Cures and treatments for diseases like AD are very expensive to develop, (millions upon tens of millions of dollars of R&D) with the resulting payoff even greater (billions of dollars of revenue for the “drug” or the “procedure”) often creating entire new branches of medicine, with thousands upon thousands of new jobs.  This high risk / high reward fact of life for medical researchers and practitioners like me is a natural stage for heroes, villains and high-stakes drama.  I try to capture that in my Thrillers, but the true high-stakes drama on the medical treatment/development stage is much more exciting than any fiction; the heroes are by far much more worthy of praise (though they often go unnoticed).  I like to see my books as homage to them, at least in some small way.

  Dead End Deal:

Title: Dead End Deal
Author: Allen Wyler
Publisher: Astor + Blue Editions
Publication Date: March 13, 2012

World renowned neurosurgeon Jon Ritter is on the verge of a medical breakthrough that will change the world. His groundbreaking surgical treatment, using transplanted non-human stem cells, is set to eradicate the scourge of Alzheimer’s disease and give hope to millions. But when the procedure is slated for testing, it all comes to an abrupt and terrifying halt. Ritter’s colleague is gunned down and Ritter himself is threatened by a radical anti-abortion group that not only claims responsibility, but promises more of the same.

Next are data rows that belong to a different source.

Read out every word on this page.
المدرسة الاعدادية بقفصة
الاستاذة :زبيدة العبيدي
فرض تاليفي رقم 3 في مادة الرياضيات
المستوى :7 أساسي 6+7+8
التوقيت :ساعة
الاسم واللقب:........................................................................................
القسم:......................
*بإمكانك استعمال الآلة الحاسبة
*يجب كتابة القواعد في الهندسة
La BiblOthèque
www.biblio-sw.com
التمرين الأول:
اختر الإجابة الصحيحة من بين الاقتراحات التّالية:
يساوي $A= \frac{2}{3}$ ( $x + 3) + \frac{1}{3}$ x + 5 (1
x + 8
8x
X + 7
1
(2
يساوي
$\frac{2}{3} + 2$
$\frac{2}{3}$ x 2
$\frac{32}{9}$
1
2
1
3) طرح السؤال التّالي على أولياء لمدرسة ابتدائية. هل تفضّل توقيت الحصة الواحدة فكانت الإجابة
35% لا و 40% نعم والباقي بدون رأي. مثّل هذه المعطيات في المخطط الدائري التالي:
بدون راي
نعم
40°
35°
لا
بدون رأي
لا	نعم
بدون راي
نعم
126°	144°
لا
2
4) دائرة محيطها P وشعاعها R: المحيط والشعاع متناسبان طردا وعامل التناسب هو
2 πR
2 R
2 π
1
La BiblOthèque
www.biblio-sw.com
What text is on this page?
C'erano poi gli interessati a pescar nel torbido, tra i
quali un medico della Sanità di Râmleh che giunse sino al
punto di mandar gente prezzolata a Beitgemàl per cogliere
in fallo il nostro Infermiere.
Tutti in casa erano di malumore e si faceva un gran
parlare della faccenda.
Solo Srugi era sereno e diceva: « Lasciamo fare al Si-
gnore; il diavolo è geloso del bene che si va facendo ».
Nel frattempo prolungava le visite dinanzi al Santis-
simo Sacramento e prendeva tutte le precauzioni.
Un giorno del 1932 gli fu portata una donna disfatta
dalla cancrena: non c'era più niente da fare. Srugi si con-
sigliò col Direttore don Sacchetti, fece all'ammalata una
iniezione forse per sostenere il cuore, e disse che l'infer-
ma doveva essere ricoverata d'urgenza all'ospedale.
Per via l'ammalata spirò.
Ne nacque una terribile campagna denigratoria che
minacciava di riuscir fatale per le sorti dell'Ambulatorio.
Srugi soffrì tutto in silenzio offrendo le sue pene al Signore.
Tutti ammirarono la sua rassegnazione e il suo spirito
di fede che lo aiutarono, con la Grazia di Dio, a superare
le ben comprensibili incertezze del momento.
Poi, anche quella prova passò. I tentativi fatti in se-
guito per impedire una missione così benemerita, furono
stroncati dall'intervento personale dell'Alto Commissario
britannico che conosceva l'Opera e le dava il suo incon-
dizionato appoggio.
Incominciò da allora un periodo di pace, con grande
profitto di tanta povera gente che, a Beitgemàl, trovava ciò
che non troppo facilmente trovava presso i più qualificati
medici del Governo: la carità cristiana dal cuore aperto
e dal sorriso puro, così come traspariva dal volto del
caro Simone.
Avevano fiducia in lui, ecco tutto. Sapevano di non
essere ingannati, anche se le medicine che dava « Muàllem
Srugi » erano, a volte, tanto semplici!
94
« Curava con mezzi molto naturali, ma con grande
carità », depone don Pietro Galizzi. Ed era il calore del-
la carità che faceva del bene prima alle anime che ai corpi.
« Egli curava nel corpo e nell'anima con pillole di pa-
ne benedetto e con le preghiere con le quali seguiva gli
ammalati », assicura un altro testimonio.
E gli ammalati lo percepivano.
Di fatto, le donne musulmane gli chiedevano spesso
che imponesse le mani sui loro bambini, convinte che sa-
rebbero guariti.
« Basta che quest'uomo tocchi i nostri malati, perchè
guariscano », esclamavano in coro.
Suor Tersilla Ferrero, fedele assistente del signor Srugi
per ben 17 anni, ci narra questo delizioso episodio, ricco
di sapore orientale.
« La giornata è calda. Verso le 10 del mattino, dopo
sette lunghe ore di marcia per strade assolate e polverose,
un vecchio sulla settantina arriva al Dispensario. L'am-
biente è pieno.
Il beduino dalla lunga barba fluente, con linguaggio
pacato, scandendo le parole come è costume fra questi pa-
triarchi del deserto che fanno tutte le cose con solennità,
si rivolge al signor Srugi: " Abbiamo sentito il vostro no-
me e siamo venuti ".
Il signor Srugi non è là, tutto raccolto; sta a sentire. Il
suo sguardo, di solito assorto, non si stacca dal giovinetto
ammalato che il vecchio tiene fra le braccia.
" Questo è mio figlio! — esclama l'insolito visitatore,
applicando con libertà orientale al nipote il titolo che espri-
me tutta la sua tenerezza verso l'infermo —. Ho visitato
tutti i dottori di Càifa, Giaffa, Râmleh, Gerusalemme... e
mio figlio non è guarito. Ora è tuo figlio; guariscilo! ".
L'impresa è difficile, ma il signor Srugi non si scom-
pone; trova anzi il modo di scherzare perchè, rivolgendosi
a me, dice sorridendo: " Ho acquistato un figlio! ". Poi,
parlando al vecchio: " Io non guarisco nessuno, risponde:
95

Faced with a dangerous reality but determined to succeed, Ritter turns to his long-time colleague, corporate biotech CEO Richard Stillman, for help. Together, they conspire to conduct a clandestine clinical trial in Seoul, Korea. But the danger is more determined, and more lethal, than Ritter could have imagined.

After successful surgical trials, Ritter and his allies are thrown into a horrifying nightmare scenario: The trial patients have been murdered and Ritter is the number one suspect. Aided by his beautiful lab assistant, Yeonhee, Ritter flees the country, now the target of an international manhunt involving Interpol, the FBI, zealous fanatics and a coldly efficient assassin named Fiest.